When I first attended college, 20 years ago, my performance was pretty abysmal. Fast forward to today and I want to return to school in my hometown. Unfortunately, when transferring you have your previous GPA figured into your work done at the current college. I had never heard of this policy before, I thought credits transferred but the GPA slate was wiped clean. For reference see point #4 under Transfer credit and Degree Requirements http://www.cn.edu/administration/registrars-office/transfer-credit-policy
I would have to have 2 years with a 4.0 GPA just to pull my overall up to a 3.5, I’m so bummed. Is this becoming a more common policy?
I think this is common…“permanent record” kind of thing.
As far as I know there is “cumulative” GPA and “institutional” GPA . . . so you will have both.
Maybe you should consider another school. Most schools don’t use GPAs from another institution.

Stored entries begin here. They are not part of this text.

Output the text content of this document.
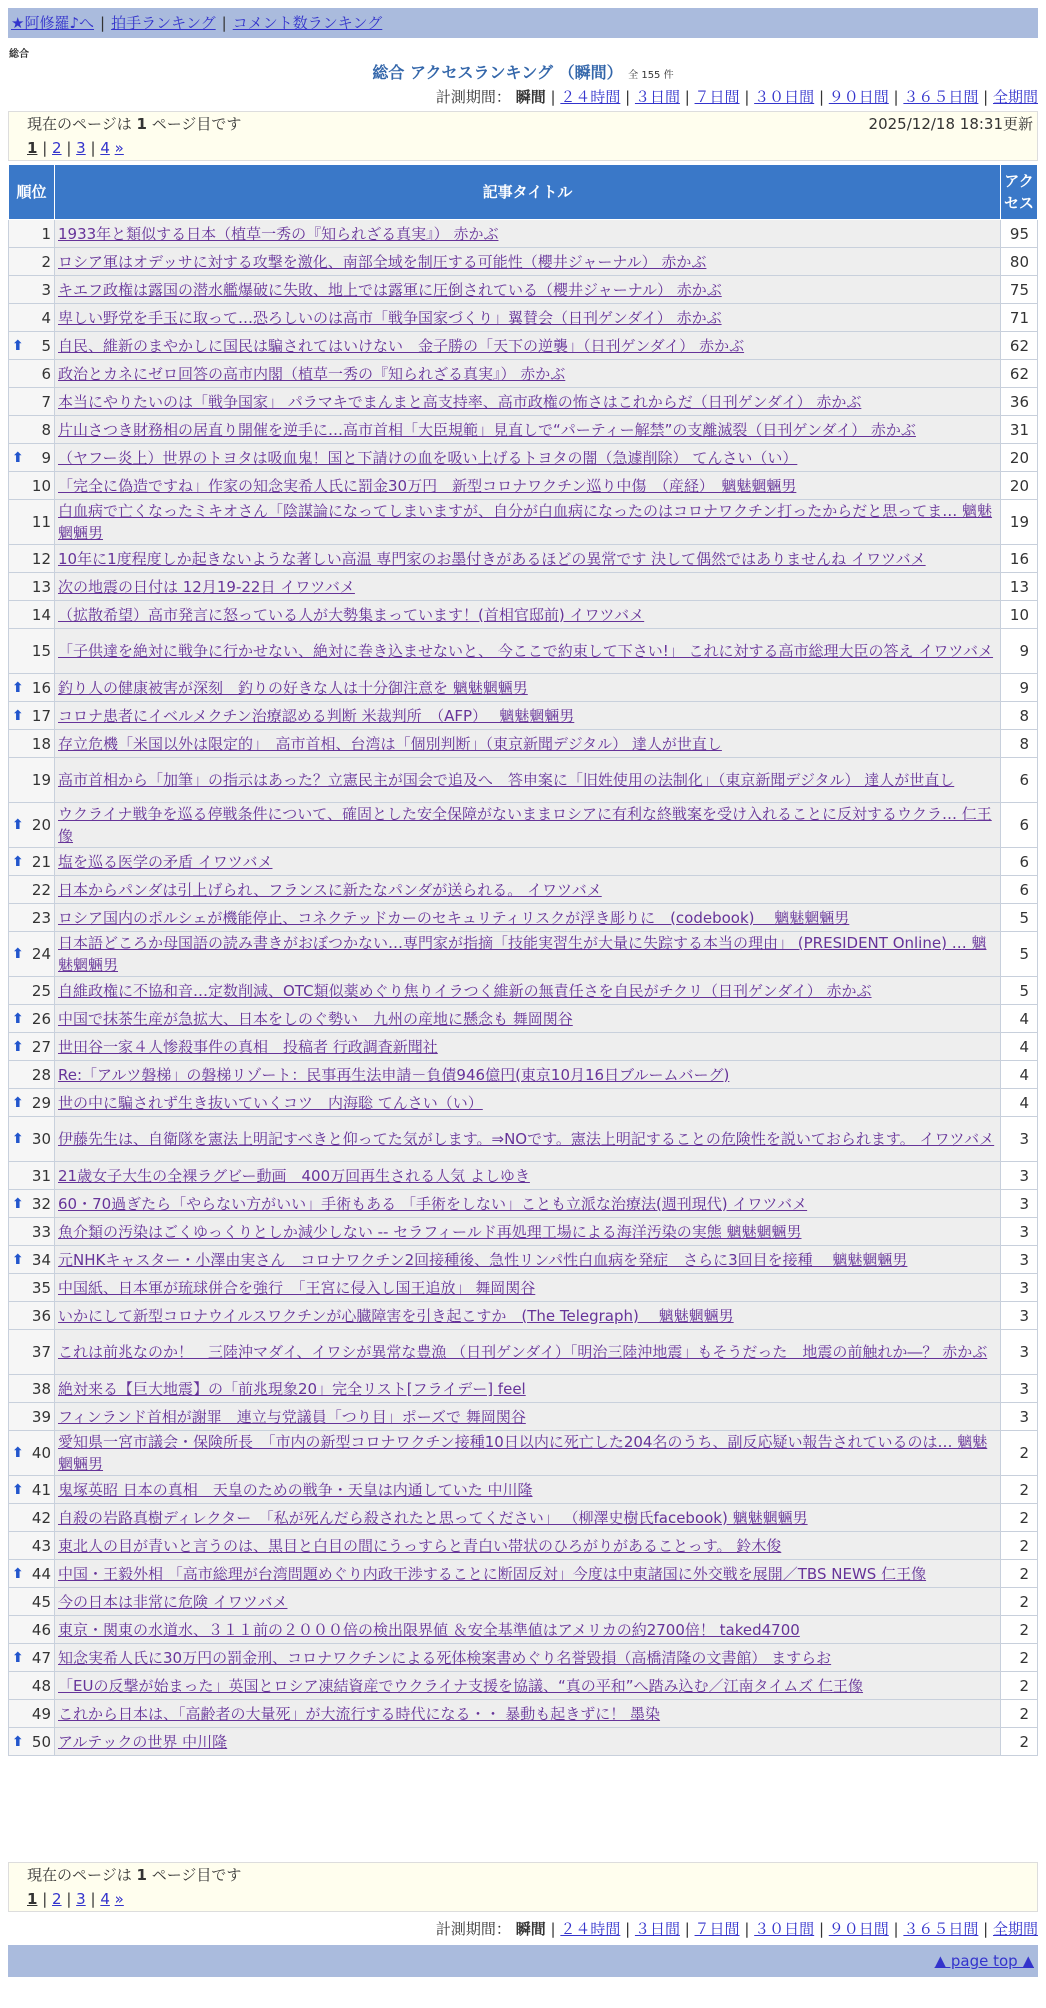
★阿修羅♪へ | 拍手ランキング | コメント数ランキング
総合
総合 アクセスランキング （瞬間） 全 155 件
計測期間： 瞬間 | ２４時間 | ３日間 | ７日間 | ３０日間 | ９０日間 | ３６５日間 | 全期間
現在のページは 1 ページ目です	2025/12/18 18:31更新
1 | 2 | 3 | 4 »
順位	記事タイトル	アクセス
1	1933年と類似する日本（植草一秀の『知られざる真実』） 赤かぶ	95
2	ロシア軍はオデッサに対する攻撃を激化、南部全域を制圧する可能性（櫻井ジャーナル） 赤かぶ	80
3	キエフ政権は露国の潜水艦爆破に失敗、地上では露軍に圧倒されている（櫻井ジャーナル） 赤かぶ	75
4	卑しい野党を手玉に取って…恐ろしいのは高市「戦争国家づくり」翼賛会（日刊ゲンダイ） 赤かぶ	71

⬆ 5	自民、維新のまやかしに国民は騙されてはいけない　金子勝の「天下の逆襲」（日刊ゲンダイ） 赤かぶ	62
6	政治とカネにゼロ回答の高市内閣（植草一秀の『知られざる真実』） 赤かぶ	62
7	本当にやりたいのは「戦争国家」 パラマキでまんまと高支持率、高市政権の怖さはこれからだ（日刊ゲンダイ） 赤かぶ	36
8	片山さつき財務相の居直り開催を逆手に…高市首相「大臣規範」見直しで“パーティー解禁”の支離滅裂（日刊ゲンダイ） 赤かぶ	31

⬆ 9	（ヤフー炎上）世界のトヨタは吸血鬼！国と下請けの血を吸い上げるトヨタの闇（急遽削除） てんさい（い）	20
10	「完全に偽造ですね」作家の知念実希人氏に罰金30万円　新型コロナワクチン巡り中傷　（産経）　魑魅魍魎男	20
11	白血病で亡くなったミキオさん「陰謀論になってしまいますが、自分が白血病になったのはコロナワクチン打ったからだと思ってま… 魑魅魍魎男	19
12	10年に1度程度しか起きないような著しい高温 専門家のお墨付きがあるほどの異常です 決して偶然ではありませんね イワツバメ	16
13	次の地震の日付は 12月19-22日 イワツバメ	13
14	（拡散希望）高市発言に怒っている人が大勢集まっています！(首相官邸前) イワツバメ	10
15	「子供達を絶対に戦争に行かせない、絶対に巻き込ませないと、 今ここで約束して下さい!」 これに対する高市総理大臣の答え イワツバメ	9

⬆ 16	釣り人の健康被害が深刻　釣りの好きな人は十分御注意を 魑魅魍魎男	9

⬆ 17	コロナ患者にイベルメクチン治療認める判断 米裁判所　（AFP）　 魑魅魍魎男	8
18	存立危機「米国以外は限定的」　高市首相、台湾は「個別判断」（東京新聞デジタル） 達人が世直し	8
19	高市首相から「加筆」の指示はあった？立憲民主が国会で追及へ　答申案に「旧姓使用の法制化」（東京新聞デジタル） 達人が世直し	6

⬆ 20	ウクライナ戦争を巡る停戦条件について、確固とした安全保障がないままロシアに有利な終戦案を受け入れることに反対するウクラ… 仁王像	6

⬆ 21	塩を巡る医学の矛盾 イワツバメ	6
22	日本からパンダは引上げられ、フランスに新たなパンダが送られる。 イワツバメ	6
23	ロシア国内のポルシェが機能停止、コネクテッドカーのセキュリティリスクが浮き彫りに　(codebook)　 魑魅魍魎男	5

⬆ 24	日本語どころか母国語の読み書きがおぼつかない…専門家が指摘「技能実習生が大量に失踪する本当の理由」 (PRESIDENT Online) … 魑魅魍魎男	5
25	自維政権に不協和音…定数削減、OTC類似薬めぐり焦りイラつく維新の無責任さを自民がチクリ（日刊ゲンダイ） 赤かぶ	5

⬆ 26	中国で抹茶生産が急拡大、日本をしのぐ勢い　九州の産地に懸念も 舞岡関谷	4

⬆ 27	世田谷一家４人惨殺事件の真相　投稿者 行政調査新聞社	4
28	Re:「アルツ磐梯」の磐梯リゾート：民事再生法申請－負債946億円(東京10月16日ブルームバーグ)	4

⬆ 29	世の中に騙されず生き抜いていくコツ　内海聡 てんさい（い）	4

⬆ 30	伊藤先生は、自衛隊を憲法上明記すべきと仰ってた気がします。⇒NOです。憲法上明記することの危険性を説いておられます。 イワツバメ	3
31	21歳女子大生の全裸ラグビー動画　400万回再生される人気 よしゆき	3

⬆ 32	60・70過ぎたら「やらない方がいい」手術もある 「手術をしない」ことも立派な治療法(週刊現代) イワツバメ	3
33	魚介類の汚染はごくゆっくりとしか減少しない -- セラフィールド再処理工場による海洋汚染の実態 魑魅魍魎男	3

⬆ 34	元NHKキャスター・小澤由実さん　コロナワクチン2回接種後、急性リンパ性白血病を発症　さらに3回目を接種　 魑魅魍魎男	3
35	中国紙、日本軍が琉球併合を強行　「王宮に侵入し国王追放」 舞岡関谷	3
36	いかにして新型コロナウイルスワクチンが心臓障害を引き起こすか　(The Telegraph)　 魑魅魍魎男	3
37	これは前兆なのか！　三陸沖マダイ、イワシが異常な豊漁 （日刊ゲンダイ）「明治三陸沖地震」もそうだった　地震の前触れか―？ 赤かぶ	3
38	絶対来る【巨大地震】の「前兆現象20」完全リスト[フライデー] feel	3
39	フィンランド首相が謝罪　連立与党議員「つり目」ポーズで 舞岡関谷	3

⬆ 40	愛知県一宮市議会・保険所長　「市内の新型コロナワクチン接種10日以内に死亡した204名のうち、副反応疑い報告されているのは… 魑魅魍魎男	2

⬆ 41	鬼塚英昭 日本の真相　天皇のための戦争・天皇は内通していた 中川隆	2
42	自殺の岩路真樹ディレクター　「私が死んだら殺されたと思ってください」 （柳澤史樹氏facebook) 魑魅魍魎男	2
43	東北人の目が青いと言うのは、黒目と白目の間にうっすらと青白い帯状のひろがりがあることっす。 鈴木俊	2

⬆ 44	中国・王毅外相 「高市総理が台湾問題めぐり内政干渉することに断固反対」今度は中東諸国に外交戦を展開／TBS NEWS 仁王像	2
45	今の日本は非常に危険 イワツバメ	2
46	東京・関東の水道水、３１１前の２０００倍の検出限界値 ＆安全基準値はアメリカの約2700倍！ taked4700	2

⬆ 47	知念実希人氏に30万円の罰金刑、コロナワクチンによる死体検案書めぐり名誉毀損（高橋清隆の文書館） ますらお	2
48	「EUの反撃が始まった」英国とロシア凍結資産でウクライナ支援を協議、“真の平和”へ踏み込む／江南タイムズ 仁王像	2
49	これから日本は、「高齢者の大量死」が大流行する時代になる・・ 暴動も起きずに！ 墨染	2

⬆ 50	アルテックの世界 中川隆	2
計測期間： 瞬間 | ２４時間 | ３日間 | ７日間 | ３０日間 | ９０日間 | ３６５日間 | 全期間
現在のページは 1 ページ目です
1 | 2 | 3 | 4 »
▲ page top ▲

I don’t think it will be a huge thing. Your transcript will show your “new” grades. One would think this would be wiped clean after so long, but I guess they can’t figure out where to draw the line maybe?
This was the standard at my university 30 years ago and have never heard of anything different. Some let you retake courses to replace a grade. I wouldn’t worry about it too much. We had non-traditional students who brought a 1.5 from decades earlier and made near 4.0 on the second go around. What ever you apply for post college will see your GPA for the new school separately from your cumalive GPA on the transcript.
I did the math and 2 solid years of straight A’s barely brings me up to a 3.5 overall. I’m thinking about grad school already and just feeling like it’s almost hopeless unless I want to start over as a freshman.